I didn't learn anything, but it was a reminder that I had been deceived by people shilling for VPNs. I use school and work WiFi and was considering using Mullvad for a bit of extra protection. When Tom mentioned https it all came back and felt like I got hit with a stick.
I'll return to the proposition that there are personal threat models which do justify VPN use, and not simply for illegal activity, region-blocking circumvention, or MYOB-level privacy consciousness.
Hotel Wi-Fi security remains a horror in 2019. Despite massive breaches in major international lodging chains, there's little consistent incentive to harden network security on these systems. I've gone on my own little white-hat safaris to see just how bad it is, and found routers with decade-old unpatched vulnerabilities. It's trivially easy to MITM that stuff, and that's not even discussing the hotels' own proxy ad-injection, DNS blocking, and domain snooping.
Private VPN remains cheaper than personal cellular data connections, and there are legitimate use cases where you might not want to expose your traffic to your ISP.
All that being said, a roll-your-own self-hosted VPN is probably adequate for people who aren't trying to hide their activity from nation-state surveillance and censorship.
But - as the video mentions - so what? Even if I'm getting MITM'd, even though I'm not using any kind of encrypted DNS or encrypted SNI, why do I care that the rest of the hotel knows that "someone is browsing Twitter"?
I've been trialling Firefox's Private Network which, from what I can gather, is just Cloudflare's WARP rebranded, and it's been great. I've used Mullvad in the past but my problem with it is similar to what he laid out in the video: it's full of people doing ostensibly terrible things. With Mullvad on, some sites would never let me complete captchas, some sites would flat out block me from accessing them, and some would give me messages about abuse coming from my IP instead of serving their site to me. Not only was this frustrating, but I ultimately hated that my money was going towards a company that was effectively enabling the worst parts of the internet to do terrible things.
The same people that praise Mullvad for being the paragon of privacy lambaste Cloudflare for the opposite, which actually works well for me because I've realized that I'd rather be on a service that doesn't have those people on it.
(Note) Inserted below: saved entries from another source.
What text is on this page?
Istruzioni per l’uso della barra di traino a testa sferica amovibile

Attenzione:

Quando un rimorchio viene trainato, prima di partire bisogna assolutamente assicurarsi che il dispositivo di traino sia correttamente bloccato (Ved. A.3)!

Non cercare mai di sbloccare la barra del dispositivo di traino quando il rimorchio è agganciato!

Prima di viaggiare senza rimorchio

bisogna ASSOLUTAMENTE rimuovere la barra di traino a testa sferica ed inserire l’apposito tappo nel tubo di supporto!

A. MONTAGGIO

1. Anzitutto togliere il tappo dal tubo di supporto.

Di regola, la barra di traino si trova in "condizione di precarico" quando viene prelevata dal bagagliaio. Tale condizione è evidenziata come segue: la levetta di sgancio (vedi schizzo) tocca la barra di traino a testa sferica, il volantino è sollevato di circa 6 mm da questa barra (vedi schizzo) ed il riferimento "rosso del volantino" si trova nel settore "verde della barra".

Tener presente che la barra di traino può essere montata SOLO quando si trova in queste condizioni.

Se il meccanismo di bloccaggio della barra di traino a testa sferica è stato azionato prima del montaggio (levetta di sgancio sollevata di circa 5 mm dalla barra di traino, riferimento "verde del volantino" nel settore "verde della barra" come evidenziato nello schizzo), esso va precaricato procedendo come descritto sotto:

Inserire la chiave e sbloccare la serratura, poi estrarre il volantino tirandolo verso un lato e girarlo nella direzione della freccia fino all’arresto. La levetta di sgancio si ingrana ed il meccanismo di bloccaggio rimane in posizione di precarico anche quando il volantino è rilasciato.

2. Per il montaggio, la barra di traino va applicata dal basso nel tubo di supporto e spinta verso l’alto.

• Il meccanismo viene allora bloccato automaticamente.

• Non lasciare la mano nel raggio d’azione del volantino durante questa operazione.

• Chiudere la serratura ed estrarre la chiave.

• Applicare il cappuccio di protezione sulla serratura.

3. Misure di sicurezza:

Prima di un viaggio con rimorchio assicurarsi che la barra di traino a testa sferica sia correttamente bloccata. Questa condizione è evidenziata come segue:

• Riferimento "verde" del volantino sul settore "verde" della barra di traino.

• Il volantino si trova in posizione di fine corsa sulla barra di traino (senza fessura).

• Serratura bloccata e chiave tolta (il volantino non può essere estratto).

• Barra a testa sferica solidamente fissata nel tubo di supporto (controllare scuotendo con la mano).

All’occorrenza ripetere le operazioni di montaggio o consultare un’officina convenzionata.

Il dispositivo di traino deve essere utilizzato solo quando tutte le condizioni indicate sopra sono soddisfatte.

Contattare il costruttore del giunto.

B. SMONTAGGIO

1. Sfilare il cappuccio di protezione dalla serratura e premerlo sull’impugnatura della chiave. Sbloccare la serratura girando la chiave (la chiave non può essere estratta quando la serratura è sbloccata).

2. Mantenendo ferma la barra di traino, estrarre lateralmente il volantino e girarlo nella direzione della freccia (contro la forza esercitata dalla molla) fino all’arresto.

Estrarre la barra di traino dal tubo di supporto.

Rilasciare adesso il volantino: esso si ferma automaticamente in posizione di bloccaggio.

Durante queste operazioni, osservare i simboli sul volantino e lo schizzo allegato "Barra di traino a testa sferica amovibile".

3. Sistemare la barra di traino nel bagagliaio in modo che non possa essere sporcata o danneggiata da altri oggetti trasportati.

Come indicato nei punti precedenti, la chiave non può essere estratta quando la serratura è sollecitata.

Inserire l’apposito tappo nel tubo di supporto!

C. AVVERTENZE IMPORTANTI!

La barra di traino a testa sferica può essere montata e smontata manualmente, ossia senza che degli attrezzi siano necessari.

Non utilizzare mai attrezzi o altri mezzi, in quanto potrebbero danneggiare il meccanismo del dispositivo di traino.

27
Firefox has earned my trust so far, and if they endorse Cloudflare, then it's good enough for me. Thus far, with Firefox's Private Network on, I haven't run into any of the issues I ran into with Mullvad. My experience has been much smoother, to the point that I forget that it's even enabled.
I realize it's not ideal for everyone (it operates at the browser level, rather than the system level), but for me my main concern is not letting my ISP track my browsing history and sell it (I'm in the US). Even when limited to just the domain names by HTTPS, that still feels invasive to me.
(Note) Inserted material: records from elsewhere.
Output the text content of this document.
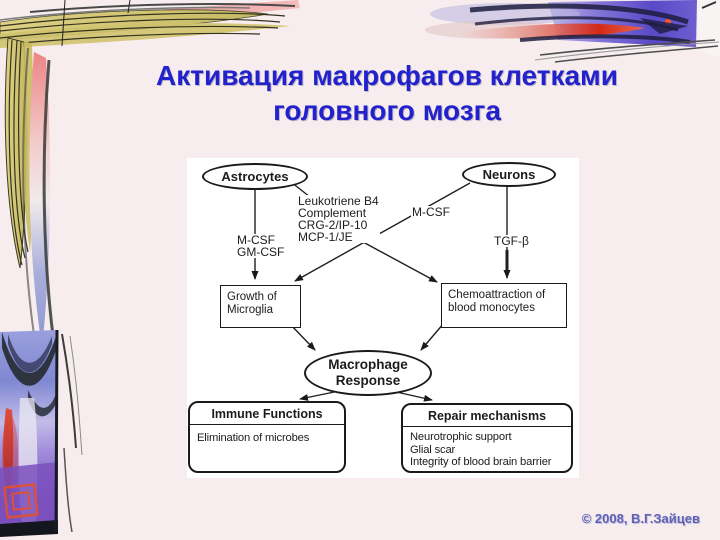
Активация макрофагов клетками
головного мозга
Astrocytes	Neurons
M-CSF
GM-CSF
Leukotriene B4
Complement
CRG-2/IP-10
MCP-1/JE
M-CSF
TGF-β
Growth of
Microglia
Chemoattraction of
blood monocytes
Macrophage
Response
Immune Functions
Elimination of microbes
Repair mechanisms
Neurotrophic support
Glial scar
Integrity of blood brain barrier
© 2008, В.Г.Зайцев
Yeah the privacy aspect is pretty huge. My government tracks every website I visit, how long I visit, and how often (plus similarly for calls and texts) [1]. Law enforcement has warrantless access to this data. It's not clear who else has access to this data.
I don't see much choice outside of tor or vpn+dnscrypt [2].
[1] Technically, telecom record this metadata for several years and must make it easily accessible.
[2] Yes, these push surveillance into unknown third parties. But in either case the data can be untied from my real identity because they are international, associated with a large volume of users, and vpn can be bought with bitcoin.